The president of the Arizona Newspapers Association, which vigorously opposed the original bill by Rep. David Stevens, R–Sierra Vista, called his latest proposal an attempt to eventually lever public notices, such as information about public meetings and budgets, away from newspapers. Newspapers, the group argued, provide an independent review that the government can’t.

“It’s no question they’re setting it up for an easy transition,” said John Naughton, publisher of the Payson Roundup. “It’s almost laughable. It’s something that private industry has been doing for a hundred years.”

Stevens’ new proposal is in a strike–everything amendment to a bill scheduled for a hearing Wednesday before the Senate Government Reform Committee.
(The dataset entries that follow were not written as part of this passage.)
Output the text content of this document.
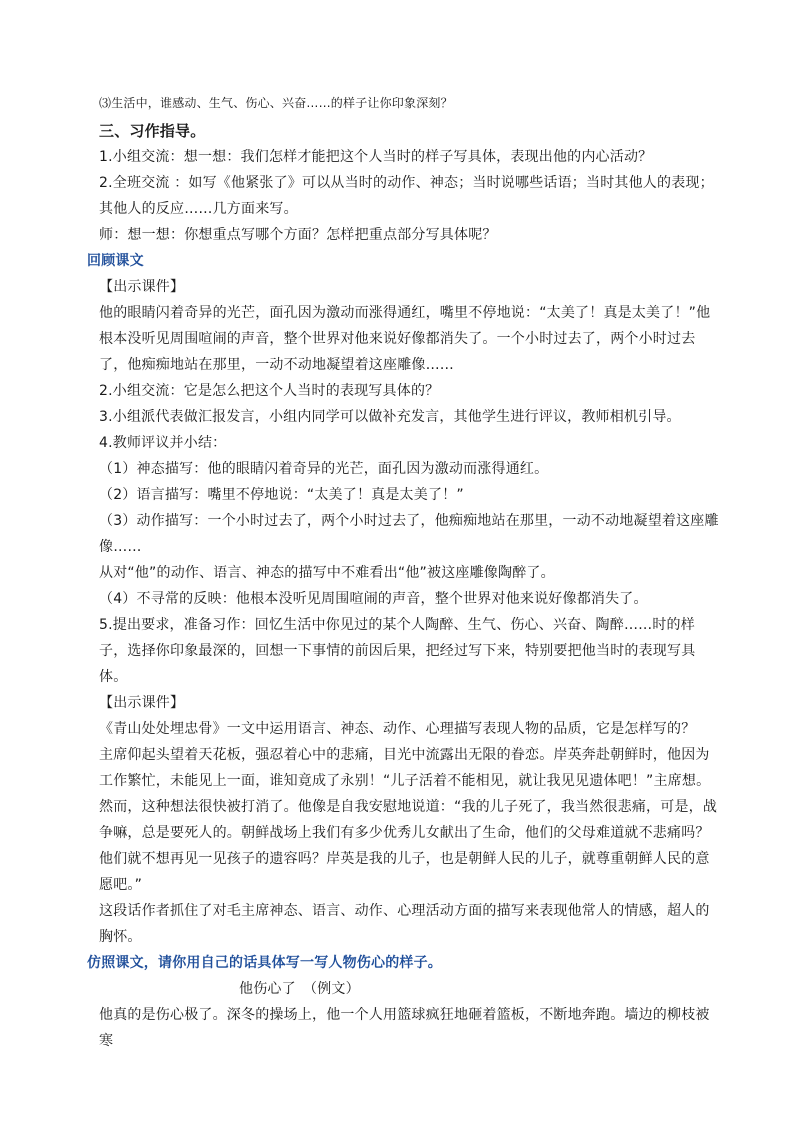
⑶生活中，谁感动、生气、伤心、兴奋……的样子让你印象深刻？

三、习作指导。

1.小组交流：想一想：我们怎样才能把这个人当时的样子写具体，表现出他的内心活动？

2.全班交流 ：如写《他紧张了》可以从当时的动作、神态；当时说哪些话语；当时其他人的表现；其他人的反应……几方面来写。

师：想一想：你想重点写哪个方面？怎样把重点部分写具体呢？

回顾课文

【出示课件】

他的眼睛闪着奇异的光芒，面孔因为激动而涨得通红，嘴里不停地说：“太美了！真是太美了！”他根本没听见周围喧闹的声音，整个世界对他来说好像都消失了。一个小时过去了，两个小时过去了，他痴痴地站在那里，一动不动地凝望着这座雕像……

2.小组交流：它是怎么把这个人当时的表现写具体的？

3.小组派代表做汇报发言，小组内同学可以做补充发言，其他学生进行评议，教师相机引导。

4.教师评议并小结：

（1）神态描写：他的眼睛闪着奇异的光芒，面孔因为激动而涨得通红。

（2）语言描写：嘴里不停地说：“太美了！真是太美了！”

（3）动作描写：一个小时过去了，两个小时过去了，他痴痴地站在那里，一动不动地凝望着这座雕像……

从对“他”的动作、语言、神态的描写中不难看出“他”被这座雕像陶醉了。

（4）不寻常的反映：他根本没听见周围喧闹的声音，整个世界对他来说好像都消失了。

5.提出要求，准备习作：回忆生活中你见过的某个人陶醉、生气、伤心、兴奋、陶醉……时的样子，选择你印象最深的，回想一下事情的前因后果，把经过写下来，特别要把他当时的表现写具体。

【出示课件】

《青山处处埋忠骨》一文中运用语言、神态、动作、心理描写表现人物的品质，它是怎样写的？

主席仰起头望着天花板，强忍着心中的悲痛，目光中流露出无限的眷恋。岸英奔赴朝鲜时，他因为工作繁忙，未能见上一面，谁知竟成了永别！“儿子活着不能相见，就让我见见遗体吧！”主席想。

然而，这种想法很快被打消了。他像是自我安慰地说道：“我的儿子死了，我当然很悲痛，可是，战争嘛，总是要死人的。朝鲜战场上我们有多少优秀儿女献出了生命，他们的父母难道就不悲痛吗？他们就不想再见一见孩子的遗容吗？岸英是我的儿子，也是朝鲜人民的儿子，就尊重朝鲜人民的意愿吧。”

这段话作者抓住了对毛主席神态、语言、动作、心理活动方面的描写来表现他常人的情感，超人的胸怀。

仿照课文，请你用自己的话具体写一写人物伤心的样子。

他伤心了　（例文）

他真的是伤心极了。深冬的操场上，他一个人用篮球疯狂地砸着篮板，不断地奔跑。墙边的柳枝被寒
It would require a notice to be published in the “most appropriate” newspaper and then filed in a database operated by the Arizona Department of Administration.

Stevens said the amendment came out of commentary from newspaper officials and others at stakeholder meetings on his original bill, which failed in committee.

“It became very clear that we need a central repository for public notices,” he said.

Newspapers that publish public notices would be required to submit them electronically to the new database, while websites would be allowed to re–publish those notices at no charge.

Stevens said the move would be a step in the right direction from a technology standpoint, adding that it looks toward a day when newspapers will cease publishing print editions.

Naughton said it would cost upwards of $250,000 for the state to recreate the database his organization set up to make public notices available online.

“It’s going to cost them lots and lots of taxpayer money for employees…to develop websites that will only do what is already being done,” he said.

While the amendment doesn’t specify how to pay for any costs associated with creating the database, Stevens said it wouldn’t require any money from the state’s general fund. One option, he said, could be taking a sliver of the money that now goes toward publishing notices in newspapers.

“Government can do this,” he said. “For them to suggest that we’re still years away is disingenuous.”

Stevens said he just wants to provide information in public notices to as many citizens as possible.

“My goal is not to pick winners or losers,” he said. “I don’t care how it happens, just that it does.”